Провожать меня Галка не поехала. Такси вызвала. Сказала мне: «Если что не так, не обессудь. Но больше не приезжай, разные мы с тобой». А в аэропорту смотрю – Лева стоит. «А я, – говорит, – вас проводить. Хотел адрес ваш взять. Вы не против, я бы вам написал?» И подарок мне протягивает – пряники немецкие и книжку. Приятно было, что и говорить. Галка-то ничего на прощание не подарила. Хотя я, естественно, с подарками к ней приехала. Теперь понимаю, что ни к чему ей мои подарки. А я старалась от души. Хотела ей приятное сделать, вместе молодость повспоминать. Ну вот опять я про нее…
О чем это я? Ах да, Лева. Спросил, не против ли я, если он мне напишет. «Отчего же, – говорю, – напишите». Потом Лева сказал: «Вы на Галю зла не держите. Человек она тяжелый и потому очень одинокий. Все окружение разогнала. А тут ведь и так выбор небольшой. С немцами не общаемся, они нас в свой круг толком не принимают. Только бывшие русские и остаются. Хочешь не хочешь, нравится не нравится, а словом-то с кем-нибудь иногда перемолвиться надо. Как жалко, что вы так далеко. Мне кажется, мы сразу с вами друг друга поняли бы. Ну почему не вы тогда за Людвига замуж вышли, а Галя?» А я ему в ответ: «И хорошо, что Галя, – мне было немного неловко от создавшейся ситуации, – а то стала бы такой, как она. Галка ведь раньше совсем другой была. А сейчас одна желчь». Возникло неловкое молчание. Я уж не знала, как и уйти. Вроде все сказано. «А вы действительно мне напишите, я обязательно отвечу», – добавила под конец.

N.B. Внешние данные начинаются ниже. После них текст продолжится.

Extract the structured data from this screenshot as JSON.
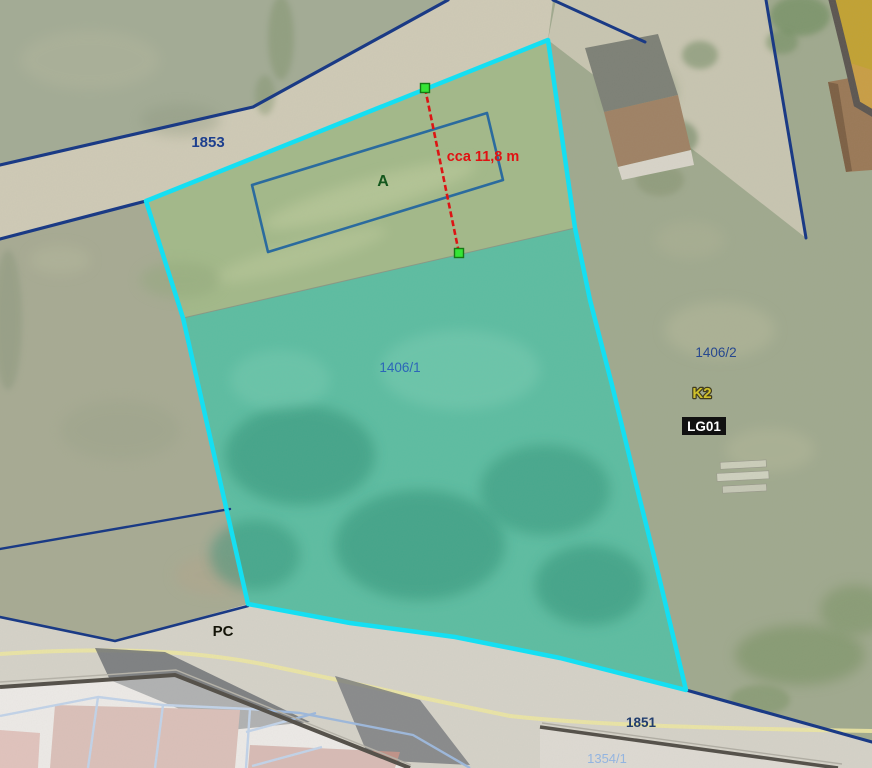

Вот такая поездка в гости к старинной подруге! Так что хоть и разочарование ужасное, но и вот такое, можно сказать, романтическое знакомство на старости лет! Но Галка-то, Галка…
Есть такие женщины, про которых хочется сказать – славная. Не то чтобы красивая, лет сорока, полноватая, одета совершенно по-немецки: удобные брюки, рубашка, сверху пуловер. Тем не менее сразу понятно, что наша, русская. Она сидела у окна, внимательно следила за взлетом, периодически оглядывалась на меня и улыбалась. Видно было, что ей немного не по себе. Может быть, редко летает, а может, нервничала из-за предстоящей поездки. Она начала говорить практически сразу. Достала из-под ног большую черную сумку, нашла в ней бумажные платочки, высморкалась, тяжело вздохнула и начала свой рассказ:
– Маму в больницу положили. Нужна срочно операция, а я ей деньги перевести на счет не могу. Там такая дыра глухая! Пришлось все бросить и самой полететь. Ну это-то даже хорошо. Все равно бы, конечно, полетела. И перед операцией побуду, и после. Так что все нормально. Лишь бы ничего плохого. Да, на все воля божья. А знаете, как я в Германии оказалась? По объявлению! У нас городок маленький, я ж с Иванова, ой, одни бабы! Когда время пришло, решила для себя ребенка родить, а то по сторонам смотрю, ну перспективы никакой. Так и жила. Я, мама да Колька. Нормально жили, как все. Не хуже, не лучше. А тут объявление в газете попалось. Гражданин Германии, без вредных привычек, столяр, хочет создать семью с русской женщиной. Если с ребенком, то даже лучше. Я взяла да и письмо написала. Ну так, больше для смеха. А он возьми да ответь.
– А язык? Вы что, немецкий язык знаете?
– Да вы что? Откуда? Нет, конечно. Я по-русски писала. Сначала это было через газету. А потом уже напрямую. Ему там кто-то переводил. Много же немцев из России. В общем, сели мы с мамой, подумали и решили: а что, собственно, я теряю? Что у нас здесь такого есть, за что стоит держаться? И потом, я же всегда вернуться могу. Сначала одна поехала. Он мне приглашение выслал. Мандраж был, конечно. В самолете сто раз подумала: «Куда меня, дуру, несет?»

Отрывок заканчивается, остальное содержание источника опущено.